Attractiveness Dualism: A Blessing or A Curse?


        We live in a world where something that looks appealing is highly valued. Maintaining a decent appearance seems to be conventional wisdom which holds true in every aspect, most notably in the way others might perceive us to be, whether it is in an informal or formal setting. While appearance is the first or foremost thing that we see when we meet someone, it inadvertently contributes to the level of respect based on our judgment towards others in the first place. This kind of moral judgment plays a crucial role in either how we treat someone or how someone will treat us. Although appearance alone doesn't represent the overall attributes of someone, at first glance, it can possibly leave a lasting impression, especially in the social domain. The significance of look that someone possesses might entail different sides of the same coin as there has been a thought-provoking discussion in regard to attractiveness along with its perks, its driving force, and not to mention its possible price that one has to pay.

        In general, media portrayal of body features (typically of the face) also significantly influences the perception towards the conventional beauty standard. Consequently, more and more individuals put a great deal of effort simply to achieve the beauty bar that has been set by those media. It is worth noting that the media depicts such beauty standards by enhancing and exaggerating some features by adding exposure to light or adjusting the angle. It is unironically common for people who keep pursuing ideal beauty standards merely for obtaining a validation over their physical features yet they are not aware that it can be very detrimental for them once they fail to meet the expected level. It may lead them to have low self-esteem and body dissatisfaction, thus making them feel overly insecure about their condition.

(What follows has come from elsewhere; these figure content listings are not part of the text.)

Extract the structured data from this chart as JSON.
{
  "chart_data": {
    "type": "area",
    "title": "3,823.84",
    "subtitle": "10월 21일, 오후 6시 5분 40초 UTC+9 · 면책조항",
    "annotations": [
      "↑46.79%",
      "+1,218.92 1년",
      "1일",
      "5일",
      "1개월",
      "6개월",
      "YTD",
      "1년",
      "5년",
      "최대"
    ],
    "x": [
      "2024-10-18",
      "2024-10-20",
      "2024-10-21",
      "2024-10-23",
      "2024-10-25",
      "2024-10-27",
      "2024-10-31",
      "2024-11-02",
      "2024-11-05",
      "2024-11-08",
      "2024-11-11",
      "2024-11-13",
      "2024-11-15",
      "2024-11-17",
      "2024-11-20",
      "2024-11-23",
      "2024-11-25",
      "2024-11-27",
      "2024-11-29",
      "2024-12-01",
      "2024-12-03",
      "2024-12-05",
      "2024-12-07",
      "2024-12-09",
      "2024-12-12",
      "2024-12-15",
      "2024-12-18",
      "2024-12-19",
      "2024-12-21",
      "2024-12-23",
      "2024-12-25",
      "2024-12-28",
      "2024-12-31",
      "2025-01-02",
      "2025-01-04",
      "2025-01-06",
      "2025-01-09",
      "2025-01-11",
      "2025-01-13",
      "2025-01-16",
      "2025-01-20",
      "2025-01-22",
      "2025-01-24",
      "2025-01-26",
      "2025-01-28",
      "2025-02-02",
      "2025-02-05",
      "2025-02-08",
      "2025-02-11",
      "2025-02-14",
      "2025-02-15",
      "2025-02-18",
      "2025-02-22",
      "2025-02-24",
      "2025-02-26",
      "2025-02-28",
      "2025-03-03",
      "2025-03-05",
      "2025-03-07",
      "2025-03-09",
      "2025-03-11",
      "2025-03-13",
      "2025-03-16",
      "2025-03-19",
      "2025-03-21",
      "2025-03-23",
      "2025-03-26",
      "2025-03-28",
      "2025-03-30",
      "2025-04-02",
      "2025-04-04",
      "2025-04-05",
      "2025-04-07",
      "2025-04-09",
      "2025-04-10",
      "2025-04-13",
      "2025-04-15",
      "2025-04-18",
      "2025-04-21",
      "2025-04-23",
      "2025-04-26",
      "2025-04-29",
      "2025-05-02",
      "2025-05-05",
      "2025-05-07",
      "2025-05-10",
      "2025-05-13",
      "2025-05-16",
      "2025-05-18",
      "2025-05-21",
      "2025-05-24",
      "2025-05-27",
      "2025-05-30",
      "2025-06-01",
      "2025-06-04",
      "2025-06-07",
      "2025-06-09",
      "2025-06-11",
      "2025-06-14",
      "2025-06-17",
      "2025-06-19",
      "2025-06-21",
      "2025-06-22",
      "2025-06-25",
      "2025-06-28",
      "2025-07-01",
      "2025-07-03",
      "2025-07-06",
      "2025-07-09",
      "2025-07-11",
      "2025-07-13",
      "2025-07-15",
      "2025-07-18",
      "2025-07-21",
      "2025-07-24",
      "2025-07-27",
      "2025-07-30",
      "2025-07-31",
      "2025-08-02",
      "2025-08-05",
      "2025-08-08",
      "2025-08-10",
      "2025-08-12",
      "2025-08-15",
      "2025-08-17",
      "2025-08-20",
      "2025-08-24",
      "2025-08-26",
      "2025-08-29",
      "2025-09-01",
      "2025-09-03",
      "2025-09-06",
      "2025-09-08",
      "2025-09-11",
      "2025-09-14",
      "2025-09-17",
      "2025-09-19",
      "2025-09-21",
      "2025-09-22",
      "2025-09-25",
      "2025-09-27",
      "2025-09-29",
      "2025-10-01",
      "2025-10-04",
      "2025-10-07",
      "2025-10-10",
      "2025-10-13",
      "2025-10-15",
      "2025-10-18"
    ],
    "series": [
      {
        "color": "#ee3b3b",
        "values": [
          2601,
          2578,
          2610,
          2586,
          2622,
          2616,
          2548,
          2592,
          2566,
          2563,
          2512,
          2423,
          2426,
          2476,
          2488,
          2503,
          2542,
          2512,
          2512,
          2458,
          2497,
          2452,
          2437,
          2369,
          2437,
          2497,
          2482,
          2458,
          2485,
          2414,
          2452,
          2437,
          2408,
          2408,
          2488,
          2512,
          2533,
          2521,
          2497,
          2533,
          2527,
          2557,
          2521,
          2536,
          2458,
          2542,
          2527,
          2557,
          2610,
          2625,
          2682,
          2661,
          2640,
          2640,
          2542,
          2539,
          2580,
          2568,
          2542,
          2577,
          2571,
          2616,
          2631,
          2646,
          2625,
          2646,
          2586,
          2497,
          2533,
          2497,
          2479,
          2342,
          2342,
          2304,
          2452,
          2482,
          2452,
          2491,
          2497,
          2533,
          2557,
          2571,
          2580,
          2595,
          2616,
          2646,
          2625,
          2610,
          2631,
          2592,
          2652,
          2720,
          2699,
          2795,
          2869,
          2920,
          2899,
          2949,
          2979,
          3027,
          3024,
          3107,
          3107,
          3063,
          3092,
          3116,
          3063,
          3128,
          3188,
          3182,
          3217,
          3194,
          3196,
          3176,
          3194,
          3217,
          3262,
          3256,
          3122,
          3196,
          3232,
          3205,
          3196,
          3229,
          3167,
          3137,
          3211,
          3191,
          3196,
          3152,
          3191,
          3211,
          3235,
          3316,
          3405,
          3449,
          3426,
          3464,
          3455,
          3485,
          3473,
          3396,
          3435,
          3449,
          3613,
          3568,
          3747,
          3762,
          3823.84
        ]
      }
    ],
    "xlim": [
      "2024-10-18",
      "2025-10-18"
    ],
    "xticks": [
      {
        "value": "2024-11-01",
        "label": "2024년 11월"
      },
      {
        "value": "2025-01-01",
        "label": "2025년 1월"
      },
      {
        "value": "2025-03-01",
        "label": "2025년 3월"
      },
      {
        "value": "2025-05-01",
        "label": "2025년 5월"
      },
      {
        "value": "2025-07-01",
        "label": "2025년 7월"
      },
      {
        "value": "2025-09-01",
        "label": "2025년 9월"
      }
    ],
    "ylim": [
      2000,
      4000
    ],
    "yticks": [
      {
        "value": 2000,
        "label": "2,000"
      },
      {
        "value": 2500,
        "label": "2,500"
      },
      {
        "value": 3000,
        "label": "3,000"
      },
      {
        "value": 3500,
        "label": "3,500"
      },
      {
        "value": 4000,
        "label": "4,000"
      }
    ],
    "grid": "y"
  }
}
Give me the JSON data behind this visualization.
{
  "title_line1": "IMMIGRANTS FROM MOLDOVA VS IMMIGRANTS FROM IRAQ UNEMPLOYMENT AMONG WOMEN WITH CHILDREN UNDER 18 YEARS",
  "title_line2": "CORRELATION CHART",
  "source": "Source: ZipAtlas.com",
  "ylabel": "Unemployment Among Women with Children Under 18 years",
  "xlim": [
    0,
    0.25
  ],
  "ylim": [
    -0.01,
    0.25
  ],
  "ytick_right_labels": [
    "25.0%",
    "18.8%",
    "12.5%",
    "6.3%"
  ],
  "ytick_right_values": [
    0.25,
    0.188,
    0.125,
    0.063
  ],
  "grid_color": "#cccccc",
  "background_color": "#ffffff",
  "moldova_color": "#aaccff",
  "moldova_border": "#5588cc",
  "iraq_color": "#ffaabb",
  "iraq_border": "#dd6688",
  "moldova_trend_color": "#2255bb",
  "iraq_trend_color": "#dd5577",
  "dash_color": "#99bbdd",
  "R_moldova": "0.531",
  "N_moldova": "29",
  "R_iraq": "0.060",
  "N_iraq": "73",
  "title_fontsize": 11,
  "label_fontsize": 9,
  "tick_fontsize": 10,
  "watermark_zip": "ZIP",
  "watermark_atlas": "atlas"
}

        Furthermore, the quality of being attractive is often associated with social commodities since it bears values and worths. All the values come down to the assumption which considers any other aspects within attractive people other than their appearances. For example, people may judge a good-looking individual has a good personality and intellectuality even if they assume it by appearance alone! Though it sounds biased, they generally only judge a book by its cover, such a bitter truth. In fact, that stereotype can be attributed to the so-called "Halo Effect". It basically refers to the idea of placing something over a series of something as the main features that govern the rest under it. Hence, the example above shares the same standpoint with this effect just because of one most noticeable thing, that is, physical features.

        As the title suggests, is it really a blessing of being gorgeous? Or else, is it a plain curse? Well, let's have a look at both advantages and disadvantages below. Being attractive arguably grants a couple of perks. Apart from the quality that is tied to attractiveness, someone who is good physically may experience "special" treatment from their surroundings. People tend to respect attractive people due to their charming persona. Not only does society glorify it but also its forms of expression through music. You can find anywhere on the internet about music videos that depict beauty standards whose images are flooded youthful faces and ideal bodies. In addition, attractiveness may be benefited from a higher level of confidence in social interactions mainly because of self-image which intertwines with positive interpersonal connections. Being attractive allows someone to easily get along or even strike up a conversation with others straightforwardly. Those perks are absolutely desirable for everyone, but at what cost?

        There are some drawbacks linked to attractiveness indeed. Physically attractive people are likely to develop a sense of entitlement. They may think that they deserve all the fame and special treatment even though they owe nothing to life. They act as if they can draw everyone's attention, even by doing a simple thing like sitting or walking, while it's not necessarily true. They just can't get over themselves. Another bad case is that there must be someone who is jealous or envious of them due to their physical features. It can hinder good relationships with others as others might perceive attractive people as a threat. Ones who hold a grudge against good-looking people can't afford competing, thus possessing low self-worth. The least they can do is cut off a good-looking person completely.

        After all, we should keep in mind that beauty is in the eye of the beholder. The quality of being attractive can't be judged objectively since every person may have a different outlook towards it. It's neither a blessing nor a curse; it's just a matter of subjectivity that lies within a human's set of assumptions. I suggest that you just have to be authentic and be yourself. Don't let the external force get you down or discourage you since we are all unique in our own way. Other expectations about you will only take you so far; however, what does matter is your own value that you hold in your life. Our self-worth can't be defined by others; it is us as the ones who wholeheartedly understand it.